La rédaction du Monde aurait pu – aurait dû dans un monde raisonnable – s'incliner devant l'évidence. Mais elle ne saurait bien sûr renier son positionnement face à une réalité qui – sauf pour la filière betteravière à trouver des alternatives efficaces, ce qui n'est pas pour demain – est incontournable. Il ne faut pas désespérer l'écologisme politique. Et cela sied si bien à sa ligne anti-macronienne...
Il y aurait dès lors un
« dilemme [...] emblématique des relations entre décision politique et exigence environnementale ».
Il est beaucoup trop compliqué pour le Monde de comprendre que l'utilisation de semences enrobées, dans un cadre bien défini, répond à l'exigence environnementale. Encore faudrait-il qu'il s'informe, par exemple sur les positions prises par nos pays voisins qui, elles, tiennent (aussi) compte de l'« exigences environnementale ». Encore faudrait-il qu'il entende raison.

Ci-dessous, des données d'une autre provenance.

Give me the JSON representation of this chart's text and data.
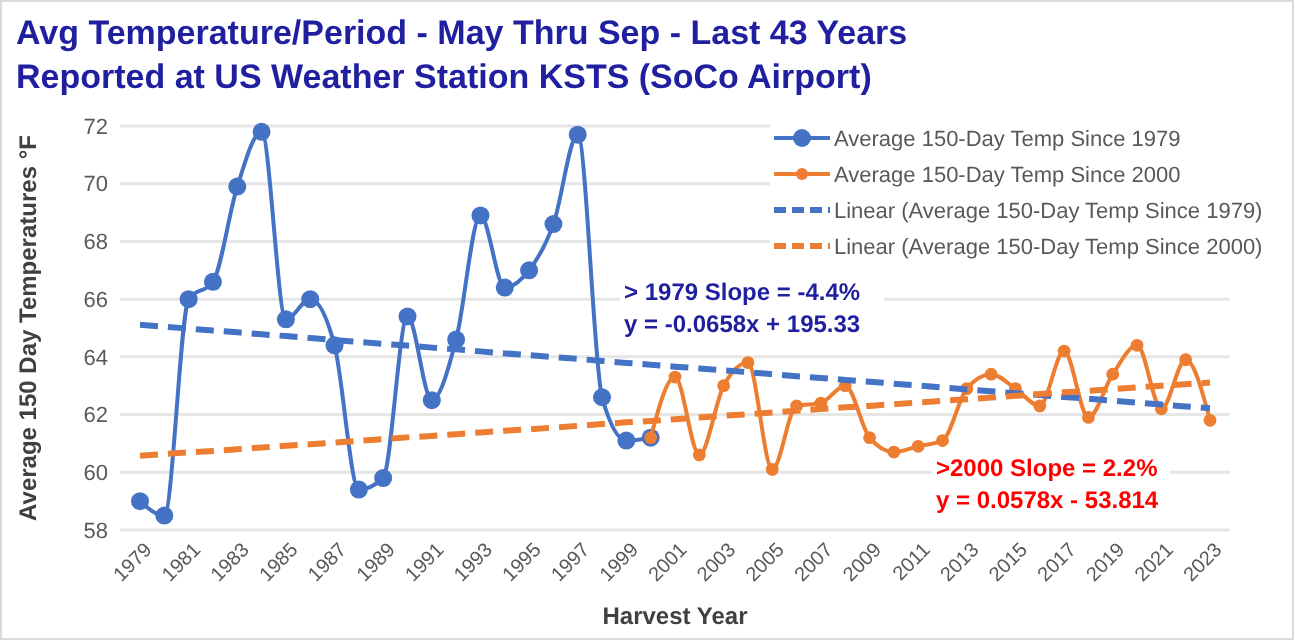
{
  "chart_data": {
    "type": "line",
    "title": "Avg Temperature/Period - May Thru Sep - Last 43 Years",
    "subtitle": "Reported at US Weather Station KSTS (SoCo Airport)",
    "xlabel": "Harvest Year",
    "ylabel": "Average 150 Day Temperatures °F",
    "categories": [
      "1979",
      null,
      "1981",
      null,
      "1983",
      null,
      "1985",
      null,
      "1987",
      null,
      "1989",
      null,
      "1991",
      null,
      "1993",
      null,
      "1995",
      null,
      "1997",
      null,
      "1999",
      null,
      "2001",
      null,
      "2003",
      null,
      "2005",
      null,
      "2007",
      null,
      "2009",
      null,
      "2011",
      null,
      "2013",
      null,
      "2015",
      null,
      "2017",
      null,
      "2019",
      null,
      "2021",
      null,
      "2023"
    ],
    "series": [
      {
        "name": "Average 150-Day Temp Since 1979",
        "color": "#4472c4",
        "marker": "circle",
        "line_style": "solid",
        "values": [
          59.0,
          58.5,
          66.0,
          66.6,
          69.9,
          71.8,
          65.3,
          66.0,
          64.4,
          59.4,
          59.8,
          65.4,
          62.5,
          64.6,
          68.9,
          66.4,
          67.0,
          68.6,
          71.7,
          62.6,
          61.1,
          61.2,
          null,
          null,
          null,
          null,
          null,
          null,
          null,
          null,
          null,
          null,
          null,
          null,
          null,
          null,
          null,
          null,
          null,
          null,
          null,
          null,
          null,
          null,
          null
        ]
      },
      {
        "name": "Average 150-Day Temp Since 2000",
        "color": "#ed7d31",
        "marker": "circle",
        "line_style": "solid",
        "values": [
          null,
          null,
          null,
          null,
          null,
          null,
          null,
          null,
          null,
          null,
          null,
          null,
          null,
          null,
          null,
          null,
          null,
          null,
          null,
          null,
          null,
          61.2,
          63.3,
          60.6,
          63.0,
          63.8,
          60.1,
          62.3,
          62.4,
          63.0,
          61.2,
          60.7,
          60.9,
          61.1,
          62.9,
          63.4,
          62.9,
          62.3,
          64.2,
          61.9,
          63.4,
          64.4,
          62.2,
          63.9,
          61.8
        ]
      },
      {
        "name": "Linear (Average 150-Day Temp Since 1979)",
        "color": "#4472c4",
        "marker": "none",
        "line_style": "dashed",
        "values": [
          65.11,
          65.04,
          64.98,
          64.91,
          64.85,
          64.78,
          64.72,
          64.65,
          64.58,
          64.52,
          64.45,
          64.39,
          64.32,
          64.26,
          64.19,
          64.12,
          64.06,
          63.99,
          63.93,
          63.86,
          63.79,
          63.73,
          63.66,
          63.6,
          63.53,
          63.47,
          63.4,
          63.33,
          63.27,
          63.2,
          63.14,
          63.07,
          63.01,
          62.94,
          62.87,
          62.81,
          62.74,
          62.68,
          62.61,
          62.55,
          62.48,
          62.41,
          62.35,
          62.28,
          62.22
        ]
      },
      {
        "name": "Linear (Average 150-Day Temp Since 2000)",
        "color": "#ed7d31",
        "marker": "none",
        "line_style": "dashed",
        "values": [
          60.57,
          60.63,
          60.69,
          60.74,
          60.8,
          60.86,
          60.92,
          60.97,
          61.03,
          61.09,
          61.15,
          61.21,
          61.26,
          61.32,
          61.38,
          61.44,
          61.49,
          61.55,
          61.61,
          61.67,
          61.73,
          61.78,
          61.84,
          61.9,
          61.96,
          62.01,
          62.07,
          62.13,
          62.19,
          62.25,
          62.3,
          62.36,
          62.42,
          62.48,
          62.53,
          62.59,
          62.65,
          62.71,
          62.77,
          62.82,
          62.88,
          62.94,
          63.0,
          63.05,
          63.11
        ]
      }
    ],
    "annotations": [
      "> 1979 Slope = -4.4%",
      "y = -0.0658x + 195.33",
      ">2000 Slope = 2.2%",
      "y = 0.0578x - 53.814"
    ],
    "ylim": [
      58,
      72
    ],
    "yticks": [
      58,
      60,
      62,
      64,
      66,
      68,
      70,
      72
    ],
    "grid": "y",
    "legend": "top right"
  }
}
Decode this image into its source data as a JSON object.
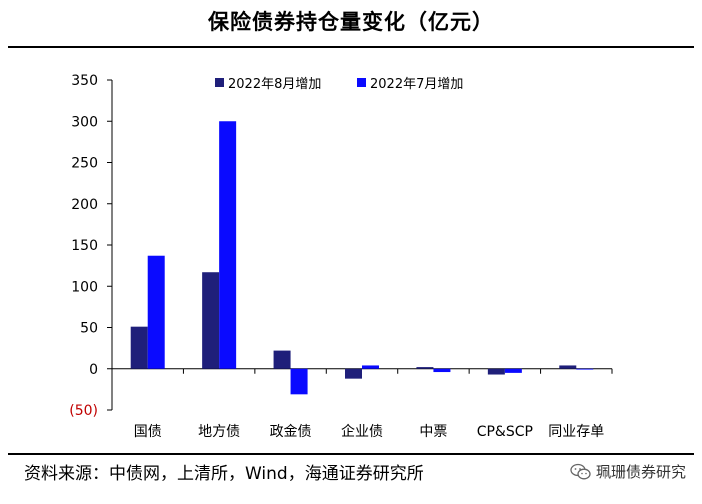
{
  "title": "保险债券持仓量变化（亿元）",
  "footer": "资料来源：中债网，上清所，Wind，海通证券研究所",
  "watermark": "珮珊债券研究",
  "chart_data": {
    "type": "bar",
    "categories": [
      "国债",
      "地方债",
      "政金债",
      "企业债",
      "中票",
      "CP&SCP",
      "同业存单"
    ],
    "series": [
      {
        "name": "2022年8月增加",
        "color": "#1f1f7a",
        "values": [
          51,
          117,
          22,
          -12,
          2,
          -7,
          4
        ]
      },
      {
        "name": "2022年7月增加",
        "color": "#0a0aff",
        "values": [
          137,
          300,
          -31,
          4,
          -4,
          -5,
          -1
        ]
      }
    ],
    "ylim": [
      -50,
      350
    ],
    "yticks": [
      -50,
      0,
      50,
      100,
      150,
      200,
      250,
      300,
      350
    ],
    "yticklabels": [
      "(50)",
      "0",
      "50",
      "100",
      "150",
      "200",
      "250",
      "300",
      "350"
    ],
    "negative_tick_color": "#c00000",
    "legend_position": "top",
    "grid": false
  }
}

Il y a dès lors deux « camps » pour le Monde.
D'une part :
« une filière symbole de l’agriculture productiviste qui fait vivre 45 000 emplois, affiche sa fierté de la position française de deuxième producteur mondial de sucre de betterave, souligne l’absence d’alternative aux néonicotinoïdes pour lutter contre le puceron et se dit inquiète de la concurrence de pays européens où ces pesticides sont de nouveau tolérés »
D'autre part,
« des acteurs et des observateurs du monde agricole qui dénoncent une soumission au lobby sucrier et aux pressions de la Fédération nationale des syndicats d’exploitants agricoles (FNSEA), s’alarment d’un risque de contamination durable de l’environnement et militent pour une mutation accélérée de l’agriculture intensive française vers un modèle durable, respectueux de la nature et de la santé. »
Le Monde réussi l'exploit de semer les critiques de l'agriculture qui nous nourrit – osons le terme : l'agribashing – dans la description des deux « camps ».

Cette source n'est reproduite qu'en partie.